Häufige Fehler vermeiden und die Haltbarkeit verlängern

Selbst bei sorgfältiger Anwendung gibt es einige Stolpersteine, die die Haltbarkeit Ihrer Maniküre beeinträchtigen können. Wenn Sie diese Fehler kennen, können Sie sie leicht umgehen.

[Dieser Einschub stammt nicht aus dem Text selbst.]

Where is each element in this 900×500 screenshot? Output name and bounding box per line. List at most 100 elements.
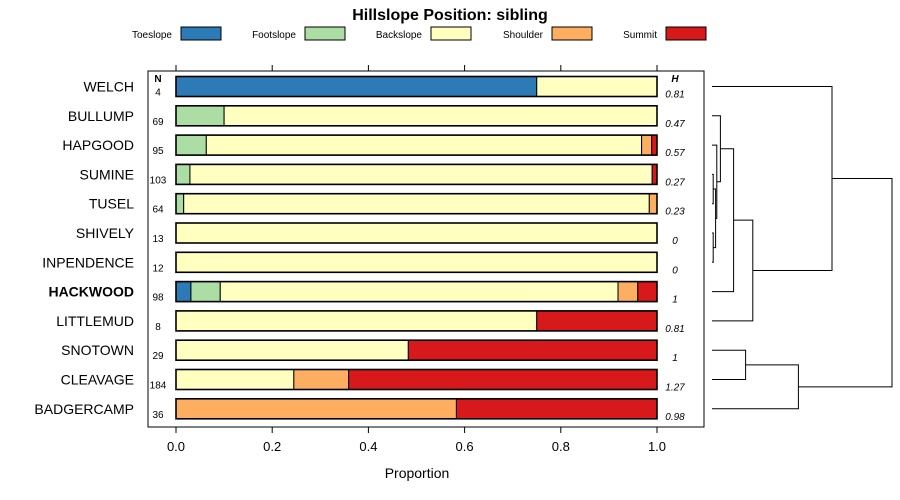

  • Zu dicke Schichten: Dick aufgetragener Lack trocknet schlecht, bleibt weich und ist anfälliger für Dellen und Absplittern. Geduld und dünne Schichten sind der Schlüssel.
  • Kein Unter- oder Überlack: Das Auslassen dieser Schritte verkürzt die Haltbarkeit drastisch. Der Unterlack sorgt für die Haftung, der Überlack für den Schutz.
  • Fettige Nagelplatte: Handcreme, Öle oder Seifenreste auf dem Nagel vor dem Lackieren verhindern, dass der Lack richtig haftet. Reinigen Sie den Nagel kurz vor dem Auftragen des Unterlacks mit einem in Nagellackentferner oder speziellem Nagelreiniger getränkten Wattepad.
  • Nägel als Werkzeug benutzen: Vermeiden Sie es, mit frisch lackierten (und auch später) Nägeln Dosen zu öffnen oder Aufkleber abzukratzen. Tragen Sie bei Haus- oder Gartenarbeit Handschuhe, um die Maniküre vor Wasser und Chemikalien zu schützen.
  • Ungeduld beim Trocknen: Auch wenn sich der Lack trocken anfühlt, ist er oft noch nicht vollständig durchgehärtet. Dies kann bis zu mehrere Stunden dauern. Vermeiden Sie in dieser Zeit heiße Bäder oder starke Beanspruchung Ihrer Hände.

Mit der richtigen Vorbereitung, einer durchdachten Anwendung und etwas Pflege im Alltag können Sie die Lebensdauer Ihrer Maniküre erheblich verlängern und sich lange an perfekt lackierten Nägeln erfreuen.